Credential lost for a ACME DNS subdomain
Passwords are hashed with bcrypt, so it's not possible to recover them.
In that case, there are two options:
- if you prefer edit the DNS record, delete acme.sh information for the domain renewal then issue a new certificate, that will register a new account
- if you prefer edit the ACME DNS database, encrypt a new passw@ord in bcrypt and update it with sqlite
Certificates requests are limited by Let's Encrypt, updating the password avoids to reach that quota.

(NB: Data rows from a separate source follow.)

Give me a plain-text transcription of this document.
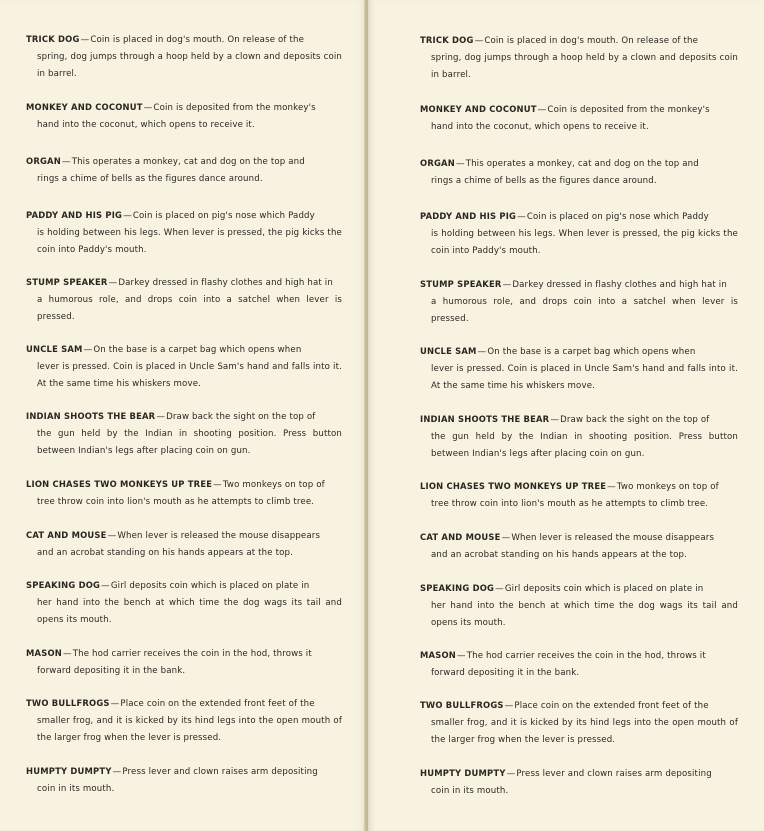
TRICK DOG—Coin is placed in dog's mouth. On release of the
spring, dog jumps through a hoop held by a clown and deposits coin in barrel.
MONKEY AND COCONUT—Coin is deposited from the monkey's
hand into the coconut, which opens to receive it.
ORGAN—This operates a monkey, cat and dog on the top and
rings a chime of bells as the figures dance around.
PADDY AND HIS PIG—Coin is placed on pig's nose which Paddy
is holding between his legs. When lever is pressed, the pig kicks the coin into Paddy's mouth.
STUMP SPEAKER—Darkey dressed in flashy clothes and high hat in
a humorous role, and drops coin into a satchel when lever is pressed.
UNCLE SAM—On the base is a carpet bag which opens when
lever is pressed. Coin is placed in Uncle Sam's hand and falls into it. At the same time his whiskers move.
INDIAN SHOOTS THE BEAR—Draw back the sight on the top of
the gun held by the Indian in shooting position. Press button between Indian's legs after placing coin on gun.
LION CHASES TWO MONKEYS UP TREE—Two monkeys on top of
tree throw coin into lion's mouth as he attempts to climb tree.
CAT AND MOUSE—When lever is released the mouse disappears
and an acrobat standing on his hands appears at the top.
SPEAKING DOG—Girl deposits coin which is placed on plate in
her hand into the bench at which time the dog wags its tail and opens its mouth.
MASON—The hod carrier receives the coin in the hod, throws it
forward depositing it in the bank.
TWO BULLFROGS—Place coin on the extended front feet of the
smaller frog, and it is kicked by its hind legs into the open mouth of the larger frog when the lever is pressed.
HUMPTY DUMPTY—Press lever and clown raises arm depositing
coin in its mouth.
TRICK DOG—Coin is placed in dog's mouth. On release of the
spring, dog jumps through a hoop held by a clown and deposits coin in barrel.
MONKEY AND COCONUT—Coin is deposited from the monkey's
hand into the coconut, which opens to receive it.
ORGAN—This operates a monkey, cat and dog on the top and
rings a chime of bells as the figures dance around.
PADDY AND HIS PIG—Coin is placed on pig's nose which Paddy
is holding between his legs. When lever is pressed, the pig kicks the coin into Paddy's mouth.
STUMP SPEAKER—Darkey dressed in flashy clothes and high hat in
a humorous role, and drops coin into a satchel when lever is pressed.
UNCLE SAM—On the base is a carpet bag which opens when
lever is pressed. Coin is placed in Uncle Sam's hand and falls into it. At the same time his whiskers move.
INDIAN SHOOTS THE BEAR—Draw back the sight on the top of
the gun held by the Indian in shooting position. Press button between Indian's legs after placing coin on gun.
LION CHASES TWO MONKEYS UP TREE—Two monkeys on top of
tree throw coin into lion's mouth as he attempts to climb tree.
CAT AND MOUSE—When lever is released the mouse disappears
and an acrobat standing on his hands appears at the top.
SPEAKING DOG—Girl deposits coin which is placed on plate in
her hand into the bench at which time the dog wags its tail and opens its mouth.
MASON—The hod carrier receives the coin in the hod, throws it
forward depositing it in the bank.
TWO BULLFROGS—Place coin on the extended front feet of the
smaller frog, and it is kicked by its hind legs into the open mouth of the larger frog when the lever is pressed.
HUMPTY DUMPTY—Press lever and clown raises arm depositing
coin in its mouth.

You can generate a uuid and pass it to bcrypt, or register a new password (and update DNS):
$ ssh docker-002 $ sqlite3 /srv/acme/. lib/acme-dns.db UPDATE records SET Password = "<new bcrypt hash>" WHERE Subdomain = "<DNS answer>"
To get password hash with bcrypt, you can use psysh on WindRiver:
$ psysh password_hash("alpha", PASSWORD_BCRYPT) $2y$10$N17lnt09YFIoVY4025AmCuGrlmA.ZiThm.RDufcakGq9.3IK4xVcW
Replace $2y$ by $2a$ as x and y are unique for PHP, the rest of the world uses $2a$.